I dropped by hoping to meet Nadia, but as I hadn’t made an appointment, I met her mother, Luciana Barsetti-Serri, instead. A pleasant woman, she responded to all my questions and offered me a coffee too. The establishment was founded by her father Bruno in the 1950s, an era of large Italian immigration. The café attracted many Italian men who were alone with no place to spend their free time and socialize. About 50 clients can be seated here, and they serve coffee and sandwiches only – no alcohol. A secretary working for a local notary was the first to ask if women were welcome. Of course they were! This was during the 1970s when taverns everywhere were opening their doors to female clients. "Today the clientele is mixed, the majority being French-Canadian," explains Luciana, who is originally from Tuscany, but is now more Québecoise than Italian. Her daughters Nadia and Laura, and a grandson also work here.
There is a family atmosphere and the decor seems frozen in time – 1956 to be exact. “My clients tell me, "Don’t change a thing!" laughs Luciana, and yet the tired wooden chairs, the well-worn stools, and the other furnishings offer little to attract design enthusiasts. The only concession to modernity is the plasma television that attracts calcio and hockey fans on game days.
So why the stellar reputation? Their coffee, of course – Luciana makes her own blend – and affordable prices: $2.75 for a cappuccino and $1.75 for an espresso. Croissants and other goodies are served as well, including homemade roasted pork on ciabatta bread. It’s delicious, top-quality, family cuisine.
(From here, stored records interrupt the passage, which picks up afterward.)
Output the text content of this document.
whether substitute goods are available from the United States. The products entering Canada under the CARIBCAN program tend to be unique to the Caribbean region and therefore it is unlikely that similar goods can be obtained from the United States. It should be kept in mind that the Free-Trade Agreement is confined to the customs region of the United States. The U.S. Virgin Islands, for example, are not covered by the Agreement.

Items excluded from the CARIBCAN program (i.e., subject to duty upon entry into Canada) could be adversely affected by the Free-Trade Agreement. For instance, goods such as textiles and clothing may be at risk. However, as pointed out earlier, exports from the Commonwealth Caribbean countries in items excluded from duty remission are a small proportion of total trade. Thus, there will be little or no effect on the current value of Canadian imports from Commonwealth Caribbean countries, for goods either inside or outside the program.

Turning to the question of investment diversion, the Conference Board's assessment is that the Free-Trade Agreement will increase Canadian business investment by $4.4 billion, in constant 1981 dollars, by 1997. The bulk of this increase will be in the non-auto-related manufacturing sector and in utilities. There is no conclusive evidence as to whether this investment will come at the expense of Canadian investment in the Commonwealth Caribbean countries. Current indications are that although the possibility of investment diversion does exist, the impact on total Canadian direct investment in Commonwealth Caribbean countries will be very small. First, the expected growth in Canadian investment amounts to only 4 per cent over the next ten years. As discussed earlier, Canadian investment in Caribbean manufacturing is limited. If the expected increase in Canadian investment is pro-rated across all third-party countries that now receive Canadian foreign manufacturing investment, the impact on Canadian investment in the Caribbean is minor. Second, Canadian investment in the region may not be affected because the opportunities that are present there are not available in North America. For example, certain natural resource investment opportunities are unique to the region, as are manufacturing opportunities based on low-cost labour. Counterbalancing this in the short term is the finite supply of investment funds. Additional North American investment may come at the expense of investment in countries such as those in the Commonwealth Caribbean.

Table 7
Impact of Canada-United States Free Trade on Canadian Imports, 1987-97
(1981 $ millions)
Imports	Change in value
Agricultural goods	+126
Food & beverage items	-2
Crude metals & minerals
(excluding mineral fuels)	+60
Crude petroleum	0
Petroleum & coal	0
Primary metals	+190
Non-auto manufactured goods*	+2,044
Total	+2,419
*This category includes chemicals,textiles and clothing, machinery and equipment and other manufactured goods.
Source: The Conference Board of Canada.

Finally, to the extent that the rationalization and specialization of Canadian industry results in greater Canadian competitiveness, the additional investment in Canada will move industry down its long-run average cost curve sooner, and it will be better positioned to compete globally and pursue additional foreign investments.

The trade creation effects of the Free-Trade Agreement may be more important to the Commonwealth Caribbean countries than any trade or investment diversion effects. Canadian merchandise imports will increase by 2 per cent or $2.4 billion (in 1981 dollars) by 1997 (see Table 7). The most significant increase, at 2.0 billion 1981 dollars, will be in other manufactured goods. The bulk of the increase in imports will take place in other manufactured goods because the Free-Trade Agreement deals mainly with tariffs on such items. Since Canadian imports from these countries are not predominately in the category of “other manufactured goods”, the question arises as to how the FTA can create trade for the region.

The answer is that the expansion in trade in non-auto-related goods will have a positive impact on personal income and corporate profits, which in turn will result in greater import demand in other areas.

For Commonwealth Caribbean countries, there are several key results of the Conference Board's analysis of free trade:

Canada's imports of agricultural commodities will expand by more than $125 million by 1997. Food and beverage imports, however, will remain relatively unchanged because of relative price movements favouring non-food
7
"There’s no terrace?" I ask. "It’s too dusty on St-Laurent," explains Luciana. In any case, it’s not a place where one goes to be seen. You go for a good cup of coffee, to meet friends, or chat with other patrons. While I was there, a client who had heard me asking why the place was so successful called out from the other end of the counter while showing me his bandaged arm, "We come to find comfort." So that’s Caffè Italia. A lesson in marketing: quality, good prices, consistency, and authenticity. We hope it will be here forever.